君の向こうのココロ
「いますぐにでも飛び出したいもん。」


「だよ~。僕がその立場なら三下り半だ。」


「投資…あと半年すれば、新生活のスタートをきれるんです。順調にいけばね。」


「本当に…。」


「それでお金工面して離婚します。」


離婚…決めたのか?


「神村は知ってるの?」


「ううん。言ってない。言う訳ないじゃん。私の話は聞く耳持たないと思うから、静かに出て行く。

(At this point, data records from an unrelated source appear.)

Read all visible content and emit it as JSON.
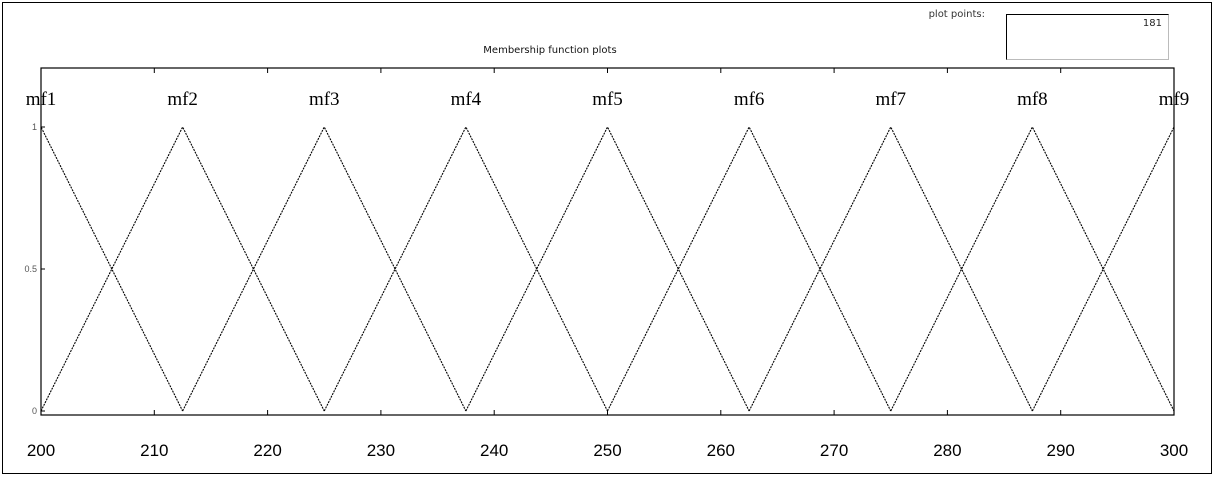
{
  "plot_points": {
    "label": "plot points:",
    "value": "181"
  },
  "chart_data": {
    "type": "line",
    "title": "Membership function plots",
    "xlabel": "",
    "ylabel": "",
    "xlim": [
      200,
      300
    ],
    "ylim": [
      0,
      1
    ],
    "xticks": [
      200,
      210,
      220,
      230,
      240,
      250,
      260,
      270,
      280,
      290,
      300
    ],
    "yticks": [
      0,
      0.5,
      1
    ],
    "ytick_labels": [
      "0",
      "0.5",
      "1"
    ],
    "grid": false,
    "series": [
      {
        "name": "mf1",
        "x": [
          187.5,
          200,
          212.5
        ],
        "y": [
          0,
          1,
          0
        ]
      },
      {
        "name": "mf2",
        "x": [
          200,
          212.5,
          225
        ],
        "y": [
          0,
          1,
          0
        ]
      },
      {
        "name": "mf3",
        "x": [
          212.5,
          225,
          237.5
        ],
        "y": [
          0,
          1,
          0
        ]
      },
      {
        "name": "mf4",
        "x": [
          225,
          237.5,
          250
        ],
        "y": [
          0,
          1,
          0
        ]
      },
      {
        "name": "mf5",
        "x": [
          237.5,
          250,
          262.5
        ],
        "y": [
          0,
          1,
          0
        ]
      },
      {
        "name": "mf6",
        "x": [
          250,
          262.5,
          275
        ],
        "y": [
          0,
          1,
          0
        ]
      },
      {
        "name": "mf7",
        "x": [
          262.5,
          275,
          287.5
        ],
        "y": [
          0,
          1,
          0
        ]
      },
      {
        "name": "mf8",
        "x": [
          275,
          287.5,
          300
        ],
        "y": [
          0,
          1,
          0
        ]
      },
      {
        "name": "mf9",
        "x": [
          287.5,
          300,
          312.5
        ],
        "y": [
          0,
          1,
          0
        ]
      }
    ]
  }
}
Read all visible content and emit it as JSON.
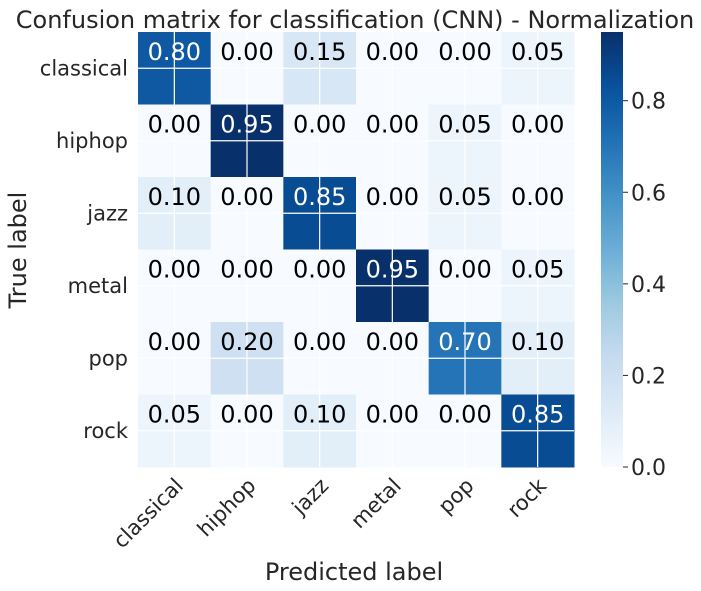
{
  "chart_data": {
    "type": "heatmap",
    "title": "Confusion matrix for classification (CNN) - Normalization",
    "xlabel": "Predicted label",
    "ylabel": "True label",
    "x_categories": [
      "classical",
      "hiphop",
      "jazz",
      "metal",
      "pop",
      "rock"
    ],
    "y_categories": [
      "classical",
      "hiphop",
      "jazz",
      "metal",
      "pop",
      "rock"
    ],
    "values": [
      [
        0.8,
        0.0,
        0.15,
        0.0,
        0.0,
        0.05
      ],
      [
        0.0,
        0.95,
        0.0,
        0.0,
        0.05,
        0.0
      ],
      [
        0.1,
        0.0,
        0.85,
        0.0,
        0.05,
        0.0
      ],
      [
        0.0,
        0.0,
        0.0,
        0.95,
        0.0,
        0.05
      ],
      [
        0.0,
        0.2,
        0.0,
        0.0,
        0.7,
        0.1
      ],
      [
        0.05,
        0.0,
        0.1,
        0.0,
        0.0,
        0.85
      ]
    ],
    "cell_labels": [
      [
        "0.80",
        "0.00",
        "0.15",
        "0.00",
        "0.00",
        "0.05"
      ],
      [
        "0.00",
        "0.95",
        "0.00",
        "0.00",
        "0.05",
        "0.00"
      ],
      [
        "0.10",
        "0.00",
        "0.85",
        "0.00",
        "0.05",
        "0.00"
      ],
      [
        "0.00",
        "0.00",
        "0.00",
        "0.95",
        "0.00",
        "0.05"
      ],
      [
        "0.00",
        "0.20",
        "0.00",
        "0.00",
        "0.70",
        "0.10"
      ],
      [
        "0.05",
        "0.00",
        "0.10",
        "0.00",
        "0.00",
        "0.85"
      ]
    ],
    "colormap": "Blues",
    "colorbar": {
      "range": [
        0.0,
        0.95
      ],
      "ticks": [
        0.0,
        0.2,
        0.4,
        0.6,
        0.8
      ],
      "tick_labels": [
        "0.0",
        "0.2",
        "0.4",
        "0.6",
        "0.8"
      ]
    },
    "grid": true
  }
}
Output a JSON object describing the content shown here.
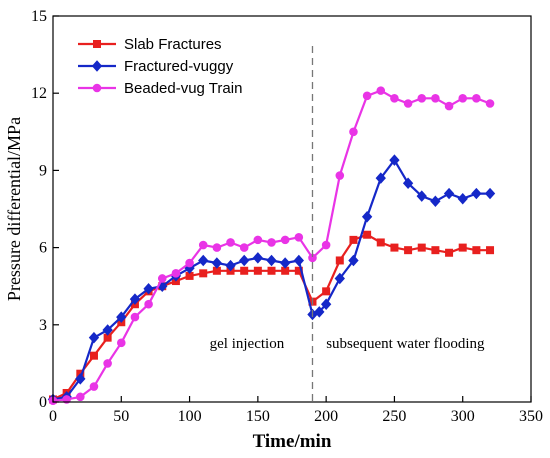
{
  "chart_data": {
    "type": "line",
    "xlabel": "Time/min",
    "ylabel": "Pressure differential/MPa",
    "xlim": [
      0,
      350
    ],
    "ylim": [
      0,
      15
    ],
    "xticks": [
      0,
      50,
      100,
      150,
      200,
      250,
      300,
      350
    ],
    "yticks": [
      0,
      3,
      6,
      9,
      12,
      15
    ],
    "grid": false,
    "legend": "top-left",
    "divider_x": 190,
    "annotations": [
      {
        "text": "gel injection",
        "x": 142,
        "y": 2.3
      },
      {
        "text": "subsequent water flooding",
        "x": 258,
        "y": 2.3
      }
    ],
    "series": [
      {
        "name": "Slab Fractures",
        "color": "#e8201f",
        "marker": "square",
        "x": [
          0,
          10,
          20,
          30,
          40,
          50,
          60,
          70,
          80,
          90,
          100,
          110,
          120,
          130,
          140,
          150,
          160,
          170,
          180,
          190,
          200,
          210,
          220,
          230,
          240,
          250,
          260,
          270,
          280,
          290,
          300,
          310,
          320
        ],
        "y": [
          0.1,
          0.35,
          1.1,
          1.8,
          2.5,
          3.1,
          3.8,
          4.3,
          4.5,
          4.7,
          4.9,
          5.0,
          5.1,
          5.1,
          5.1,
          5.1,
          5.1,
          5.1,
          5.1,
          3.9,
          4.3,
          5.5,
          6.3,
          6.5,
          6.2,
          6.0,
          5.9,
          6.0,
          5.9,
          5.8,
          6.0,
          5.9,
          5.9
        ]
      },
      {
        "name": "Fractured-vuggy",
        "color": "#1528c8",
        "marker": "diamond",
        "x": [
          0,
          10,
          20,
          30,
          40,
          50,
          60,
          70,
          80,
          90,
          100,
          110,
          120,
          130,
          140,
          150,
          160,
          170,
          180,
          190,
          195,
          200,
          210,
          220,
          230,
          240,
          250,
          260,
          270,
          280,
          290,
          300,
          310,
          320
        ],
        "y": [
          0.1,
          0.2,
          0.9,
          2.5,
          2.8,
          3.3,
          4.0,
          4.4,
          4.5,
          4.9,
          5.2,
          5.5,
          5.4,
          5.3,
          5.5,
          5.6,
          5.5,
          5.4,
          5.5,
          3.4,
          3.5,
          3.8,
          4.8,
          5.5,
          7.2,
          8.7,
          9.4,
          8.5,
          8.0,
          7.8,
          8.1,
          7.9,
          8.1,
          8.1
        ]
      },
      {
        "name": "Beaded-vug Train",
        "color": "#e934e6",
        "marker": "circle",
        "x": [
          0,
          10,
          20,
          30,
          40,
          50,
          60,
          70,
          80,
          90,
          100,
          110,
          120,
          130,
          140,
          150,
          160,
          170,
          180,
          190,
          200,
          210,
          220,
          230,
          240,
          250,
          260,
          270,
          280,
          290,
          300,
          310,
          320
        ],
        "y": [
          0.05,
          0.1,
          0.2,
          0.6,
          1.5,
          2.3,
          3.3,
          3.8,
          4.8,
          5.0,
          5.4,
          6.1,
          6.0,
          6.2,
          6.0,
          6.3,
          6.2,
          6.3,
          6.4,
          5.6,
          6.1,
          8.8,
          10.5,
          11.9,
          12.1,
          11.8,
          11.6,
          11.8,
          11.8,
          11.5,
          11.8,
          11.8,
          11.6
        ]
      }
    ]
  }
}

」


理緒は落ち着いていた。


「本当に離婚して正しい選択だと思う?」


僕はココロにもないことを聞いていた。


「正しいかどうかは動いてみないとわかんないよ!!」


理緒が初めて強くそう言った。


僕に怒りの感情をあらわにして理緒は言った。


ここまで耐えて来たんだ、強い女性だよ。


僕はこんなに強いだろうか…。


「もうしばらく無理だけどね。」


「投資が軌道に乗るまで見守るよ。」


僕は、ココロが寂しくなりながらそう返してた。


自分で見守るといいながら、いつの間にか理緒をどうにかしたいって思ってた。


それじゃまるであいつと一緒じゃないか…


あいつが自分勝手に人を奪うのと一緒じゃないか…。